Rule 1: Do not disturb the peace

By accident I discovered the best way to get rid of a dragon.

Luck's souvenir t shirt

Anyone ever met the Dragon of Light? The beast that never sleeps.

She bounces, she skips, she spins and wags – but she won’t sit still.

And turns out dragons don’t fart. That’s a good thing.

What would you call a fire-breathing, farting lizard?

A self-starting BBQ. Ha!

A one-fart wonder? Hee-hee.

But I suffer indigestion. Sometimes gas escapes. It’s the stress. Do you have any idea how bad stress is when universal peace is at stake?

I’m a walking the dragon. I fart, accidentally. She blasts off. I’m flying behind her, gripping the leash. My hands burn red.

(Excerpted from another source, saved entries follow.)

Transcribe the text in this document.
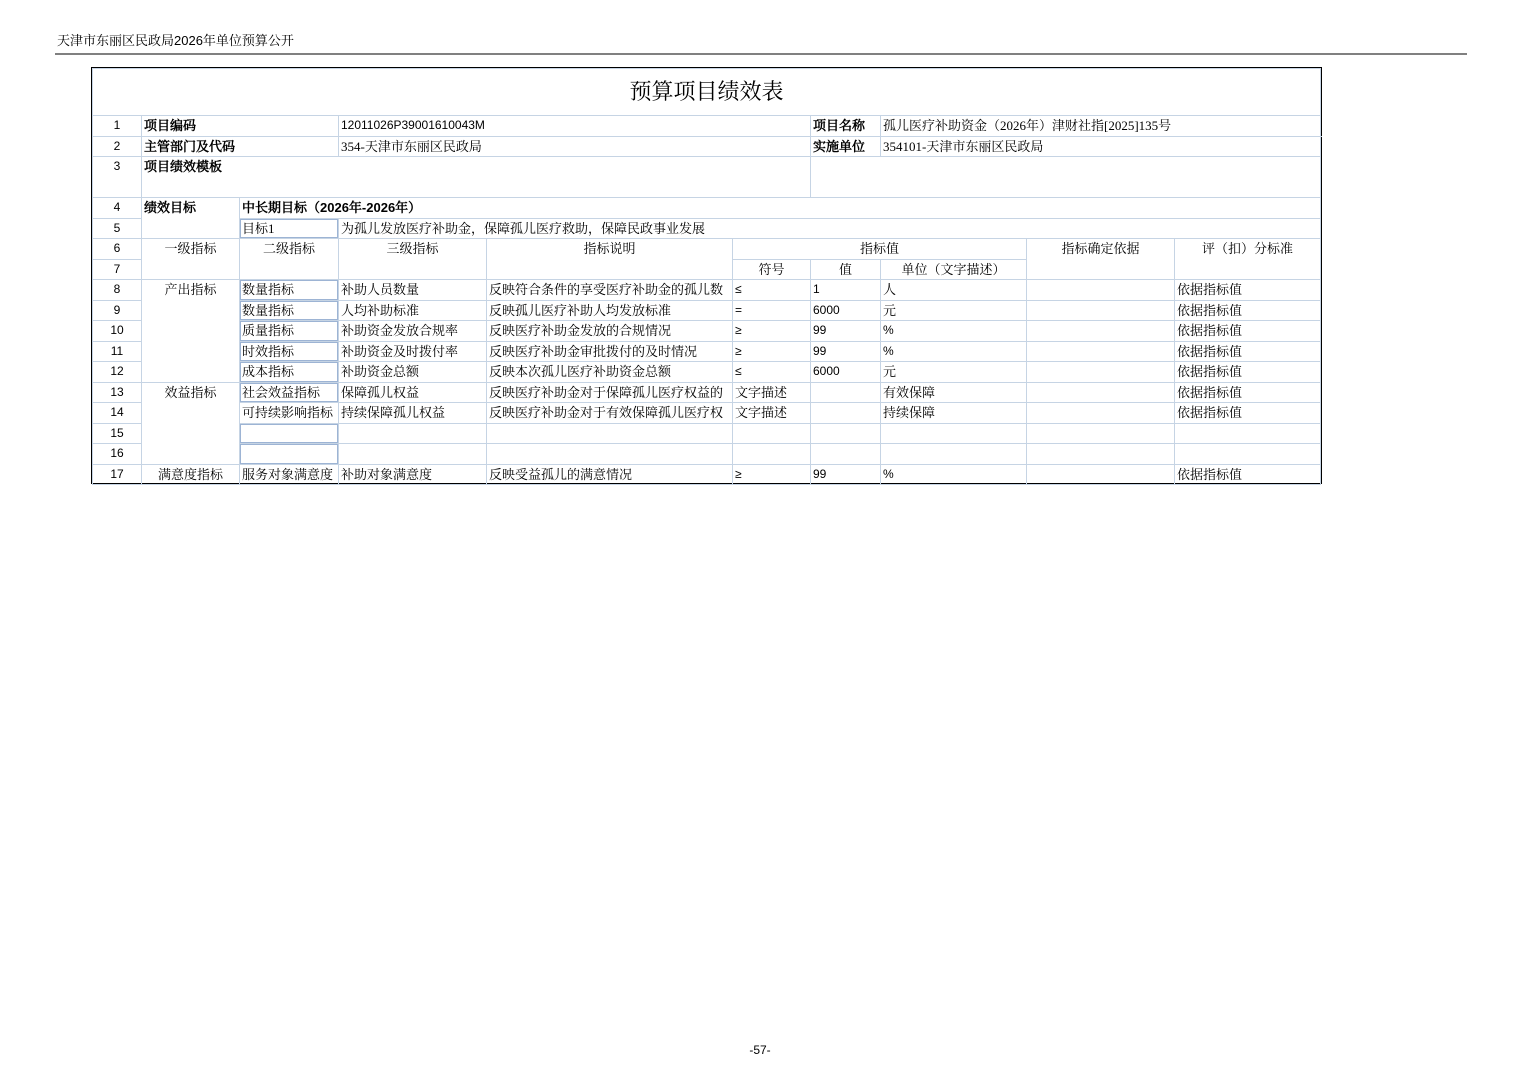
天津市东丽区民政局2026年单位预算公开
预算项目绩效表									
1	项目编码		12011026P39001610043M			项目名称	孤儿医疗补助资金（2026年）津财社指[2025]135号		
2	主管部门及代码		354-天津市东丽区民政局			实施单位	354101-天津市东丽区民政局		
3	项目绩效模板								
4	绩效目标	中长期目标（2026年-2026年）							
5		目标1	为孤儿发放医疗补助金，保障孤儿医疗救助，保障民政事业发展						
6	一级指标	二级指标	三级指标	指标说明	指标值			指标确定依据	评（扣）分标准
7					符号	值	单位（文字描述）		
8	产出指标	数量指标	补助人员数量	反映符合条件的享受医疗补助金的孤儿数	≤	1	人		依据指标值
9		数量指标	人均补助标准	反映孤儿医疗补助人均发放标准	=	6000	元		依据指标值
10		质量指标	补助资金发放合规率	反映医疗补助金发放的合规情况	≥	99	%		依据指标值
11		时效指标	补助资金及时拨付率	反映医疗补助金审批拨付的及时情况	≥	99	%		依据指标值
12		成本指标	补助资金总额	反映本次孤儿医疗补助资金总额	≤	6000	元		依据指标值
13	效益指标	社会效益指标	保障孤儿权益	反映医疗补助金对于保障孤儿医疗权益的	文字描述		有效保障		依据指标值
14		可持续影响指标	持续保障孤儿权益	反映医疗补助金对于有效保障孤儿医疗权	文字描述		持续保障		依据指标值
15									
16									
17	满意度指标	服务对象满意度	补助对象满意度	反映受益孤儿的满意情况	≥	99	%		依据指标值
-57-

Never had so much fun! I exchange grins with my new, best pal.

Like a rocket, ZOOM, 100,000 kilometres in a micro-split. We loop and dive straight down, smash the sound barrier.

I think we are dead. The sonic BOOM shatters the silence, shattering stillness, no more peace or harmony, just a whole lot of Kapoot!

In my head, fizz, whoosh. Except it wasn’t in my head. It was The Big Bang.

And then I saw the big, black hole. Put me out of my misery now!

Happiness left behind complete devastation.